金属のドアノブに触る前に、壁を触っておくと「バチッ」を防げます。
普段からできる服の静電気を防ぐための6つの対策
日々のちょっとした工夫で、静電気を起こりにくくすることができます。
洗濯や室内環境を整えることが、静電気対策の基本です。
洗濯で柔軟剤を使い生地を滑らかにする
柔軟剤は繊維の表面をなめらかにし、摩擦を軽減する効果があります。
さらに、静電気を外に逃がす層を作ってくれるため、衣類に静電気が溜まりにくくなります。
ただし使いすぎると素材を傷める可能性があるため、3回に1回程度の頻度がおすすめです。
加湿器で部屋の湿度を50%以上に保つ
湿度が高いと、空気中の水分を通して静電気が自然に放電されます。
冬場は加湿器を使って、室内の湿度を50%以上に保つよう心がけましょう。
乾燥肌の予防にもなり、一石二鳥です。
同じ素材の服ばかりを重ね着しない
同じ性質の素材同士を組み合わせることは静電気対策になりますが、帯電列で離れた素材を避けることも重要です。

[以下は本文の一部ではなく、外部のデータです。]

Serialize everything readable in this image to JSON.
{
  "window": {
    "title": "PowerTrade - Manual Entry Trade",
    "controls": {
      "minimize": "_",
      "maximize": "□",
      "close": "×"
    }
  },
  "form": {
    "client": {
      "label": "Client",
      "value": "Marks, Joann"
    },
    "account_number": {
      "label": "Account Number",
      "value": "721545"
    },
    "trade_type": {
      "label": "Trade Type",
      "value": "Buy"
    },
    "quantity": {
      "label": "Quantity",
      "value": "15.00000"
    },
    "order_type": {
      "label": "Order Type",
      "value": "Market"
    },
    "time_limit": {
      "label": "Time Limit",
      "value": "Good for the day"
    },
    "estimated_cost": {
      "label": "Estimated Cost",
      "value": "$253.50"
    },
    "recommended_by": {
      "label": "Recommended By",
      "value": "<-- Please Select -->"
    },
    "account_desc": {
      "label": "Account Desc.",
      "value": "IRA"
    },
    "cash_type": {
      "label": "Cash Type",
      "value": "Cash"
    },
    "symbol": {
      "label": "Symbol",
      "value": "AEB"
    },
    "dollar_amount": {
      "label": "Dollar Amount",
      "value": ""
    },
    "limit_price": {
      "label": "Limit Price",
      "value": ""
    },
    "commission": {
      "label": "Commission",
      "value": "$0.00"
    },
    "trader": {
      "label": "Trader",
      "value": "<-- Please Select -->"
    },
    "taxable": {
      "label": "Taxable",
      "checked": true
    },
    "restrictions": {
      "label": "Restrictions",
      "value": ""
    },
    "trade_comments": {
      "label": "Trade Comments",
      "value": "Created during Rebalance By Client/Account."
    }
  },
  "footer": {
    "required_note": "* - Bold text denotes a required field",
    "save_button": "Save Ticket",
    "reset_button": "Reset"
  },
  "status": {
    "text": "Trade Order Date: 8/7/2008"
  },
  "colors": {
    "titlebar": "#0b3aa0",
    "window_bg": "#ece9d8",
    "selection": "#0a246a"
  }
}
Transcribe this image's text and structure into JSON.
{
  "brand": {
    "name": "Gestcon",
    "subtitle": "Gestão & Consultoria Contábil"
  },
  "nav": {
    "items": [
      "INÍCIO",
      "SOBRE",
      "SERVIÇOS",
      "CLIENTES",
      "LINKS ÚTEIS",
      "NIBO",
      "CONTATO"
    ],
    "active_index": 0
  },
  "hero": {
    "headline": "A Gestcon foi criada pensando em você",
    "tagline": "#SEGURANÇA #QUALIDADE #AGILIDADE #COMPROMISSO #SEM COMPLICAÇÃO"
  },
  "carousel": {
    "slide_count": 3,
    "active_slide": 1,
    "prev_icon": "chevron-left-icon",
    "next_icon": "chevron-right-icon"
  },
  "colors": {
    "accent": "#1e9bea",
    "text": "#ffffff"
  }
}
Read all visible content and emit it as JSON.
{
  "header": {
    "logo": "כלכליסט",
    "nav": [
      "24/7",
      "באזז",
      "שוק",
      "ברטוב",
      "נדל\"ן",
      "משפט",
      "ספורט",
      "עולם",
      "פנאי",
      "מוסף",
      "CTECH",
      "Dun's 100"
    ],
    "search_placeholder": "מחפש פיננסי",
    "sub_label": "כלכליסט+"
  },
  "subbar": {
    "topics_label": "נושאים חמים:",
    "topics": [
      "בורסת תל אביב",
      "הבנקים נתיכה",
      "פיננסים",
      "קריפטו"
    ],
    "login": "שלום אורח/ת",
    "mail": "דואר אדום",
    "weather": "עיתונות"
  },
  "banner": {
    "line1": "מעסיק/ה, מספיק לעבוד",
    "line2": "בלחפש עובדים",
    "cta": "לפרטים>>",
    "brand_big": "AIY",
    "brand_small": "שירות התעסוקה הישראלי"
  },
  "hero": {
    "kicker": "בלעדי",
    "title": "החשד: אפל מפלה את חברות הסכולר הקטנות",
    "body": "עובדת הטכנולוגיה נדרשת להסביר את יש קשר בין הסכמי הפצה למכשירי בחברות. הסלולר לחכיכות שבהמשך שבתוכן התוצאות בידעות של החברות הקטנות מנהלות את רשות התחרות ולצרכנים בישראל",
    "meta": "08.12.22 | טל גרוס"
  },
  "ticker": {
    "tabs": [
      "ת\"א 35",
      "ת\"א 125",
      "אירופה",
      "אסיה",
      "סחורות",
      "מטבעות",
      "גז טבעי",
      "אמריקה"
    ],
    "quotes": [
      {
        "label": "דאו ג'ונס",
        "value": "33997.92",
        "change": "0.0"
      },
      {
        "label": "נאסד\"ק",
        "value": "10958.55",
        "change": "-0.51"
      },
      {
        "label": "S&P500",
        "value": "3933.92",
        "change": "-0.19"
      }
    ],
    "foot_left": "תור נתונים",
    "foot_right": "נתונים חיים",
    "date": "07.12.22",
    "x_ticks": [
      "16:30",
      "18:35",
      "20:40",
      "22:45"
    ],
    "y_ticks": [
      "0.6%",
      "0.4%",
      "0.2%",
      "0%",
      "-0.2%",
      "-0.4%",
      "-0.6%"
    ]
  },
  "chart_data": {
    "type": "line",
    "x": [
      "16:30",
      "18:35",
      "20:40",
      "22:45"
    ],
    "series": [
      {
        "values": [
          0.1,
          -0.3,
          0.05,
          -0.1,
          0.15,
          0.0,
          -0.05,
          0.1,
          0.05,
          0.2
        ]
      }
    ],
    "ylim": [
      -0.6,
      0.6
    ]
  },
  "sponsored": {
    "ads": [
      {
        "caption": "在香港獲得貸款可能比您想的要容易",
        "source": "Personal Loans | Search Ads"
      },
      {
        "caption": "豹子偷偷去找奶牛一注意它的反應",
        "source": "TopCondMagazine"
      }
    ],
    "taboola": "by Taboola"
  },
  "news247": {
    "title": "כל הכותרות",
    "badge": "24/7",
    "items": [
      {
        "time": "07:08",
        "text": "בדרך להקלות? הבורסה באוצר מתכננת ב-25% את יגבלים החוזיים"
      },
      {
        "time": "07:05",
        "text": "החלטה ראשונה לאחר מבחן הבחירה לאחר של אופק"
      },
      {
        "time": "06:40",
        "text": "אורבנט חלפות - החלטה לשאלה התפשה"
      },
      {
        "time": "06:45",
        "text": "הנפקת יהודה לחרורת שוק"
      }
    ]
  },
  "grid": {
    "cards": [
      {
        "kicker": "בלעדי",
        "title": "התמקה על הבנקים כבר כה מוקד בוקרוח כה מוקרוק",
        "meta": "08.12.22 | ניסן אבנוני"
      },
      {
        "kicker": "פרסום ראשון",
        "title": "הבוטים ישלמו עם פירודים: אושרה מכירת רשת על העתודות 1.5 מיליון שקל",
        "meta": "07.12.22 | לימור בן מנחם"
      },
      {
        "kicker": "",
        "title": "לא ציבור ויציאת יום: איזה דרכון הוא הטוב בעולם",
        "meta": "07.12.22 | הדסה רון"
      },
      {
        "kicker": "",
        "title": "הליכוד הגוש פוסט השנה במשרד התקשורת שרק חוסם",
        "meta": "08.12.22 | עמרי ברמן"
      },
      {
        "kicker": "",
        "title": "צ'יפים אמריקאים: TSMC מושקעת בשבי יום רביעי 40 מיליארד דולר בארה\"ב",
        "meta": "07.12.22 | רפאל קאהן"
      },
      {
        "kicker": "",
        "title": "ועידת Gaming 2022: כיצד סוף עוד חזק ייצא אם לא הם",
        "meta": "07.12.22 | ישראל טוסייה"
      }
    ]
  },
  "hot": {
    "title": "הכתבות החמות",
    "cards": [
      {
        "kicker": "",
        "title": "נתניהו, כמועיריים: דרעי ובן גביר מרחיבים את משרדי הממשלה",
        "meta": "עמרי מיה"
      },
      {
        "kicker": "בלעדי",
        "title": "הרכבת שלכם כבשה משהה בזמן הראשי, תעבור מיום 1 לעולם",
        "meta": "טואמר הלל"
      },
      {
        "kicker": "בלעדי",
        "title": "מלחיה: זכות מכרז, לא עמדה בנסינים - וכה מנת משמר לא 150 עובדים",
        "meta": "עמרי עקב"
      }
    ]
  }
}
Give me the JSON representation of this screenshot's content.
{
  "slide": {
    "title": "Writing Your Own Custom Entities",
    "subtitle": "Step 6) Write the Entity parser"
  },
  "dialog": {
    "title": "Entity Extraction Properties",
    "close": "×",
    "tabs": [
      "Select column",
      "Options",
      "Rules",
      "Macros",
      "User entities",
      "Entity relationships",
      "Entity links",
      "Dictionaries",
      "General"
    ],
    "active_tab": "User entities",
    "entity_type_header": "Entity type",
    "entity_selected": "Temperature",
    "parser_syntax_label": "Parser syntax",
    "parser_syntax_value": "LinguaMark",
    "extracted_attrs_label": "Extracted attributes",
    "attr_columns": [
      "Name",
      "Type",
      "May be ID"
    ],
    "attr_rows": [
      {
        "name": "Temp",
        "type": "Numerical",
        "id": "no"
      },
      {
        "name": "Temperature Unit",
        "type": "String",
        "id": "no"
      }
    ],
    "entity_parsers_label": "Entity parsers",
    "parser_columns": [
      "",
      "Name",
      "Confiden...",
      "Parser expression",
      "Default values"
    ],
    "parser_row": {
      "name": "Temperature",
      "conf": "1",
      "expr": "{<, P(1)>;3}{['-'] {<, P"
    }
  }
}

ポリエステルとナイロン、ウールとアクリルなど、静電気が起きやすい組み合わせを避けるだけで、快適さが格段に上がります。
静電気を防ぐおすすめコーディネート例
実際のコーディネートに取り入れやすい、静電気対策のテクニックをご紹介します。
おしゃれを楽しみながら、静電気の悩みも解消できます。
ニットには綿やシルクのインナーを合わせる

ウールやアクリルのニットを着る時は、綿やシルクのインナーを着用しましょう。
帯電しにくい素材を肌に近い部分に取り入れることで、静電気を大幅に軽減できます。
綿のタンクトップやシルクのキャミソールがおすすめです。
ポリエステル製スカートには綿のペチコートを履く

ポリエステルのスカートとナイロンタイツの組み合わせは、静電気が起きやすい代表例です。
間に綿のペチコートやレギンスを挟むことで、異なる素材の直接接触を防ぎ、まとわりつきを軽減できます。
まとめ
服の静電気は、素材の組み合わせを工夫するだけで大きく改善できます。
静電気が起きやすい組み合わせ
- ウール × ポリエステル
- ウール × アクリル
- ナイロン × ポリエステル
静電気が起きにくい組み合わせ
- コットン × コットン
- コットン × ウール
- 同じ素材同士の組み合わせ
柔軟剤の使用、加湿器での湿度管理、綿素材のインナーの活用など、日常的にできる対策を取り入れることで、冬も快適におしゃれを楽しめます。
静電気防止スプレーを携帯しておけば、外出先での突然のまとわりつきにも安心です。
この記事を参考に、パチッとこない快適な冬のコーディネートを楽しんでくださいね。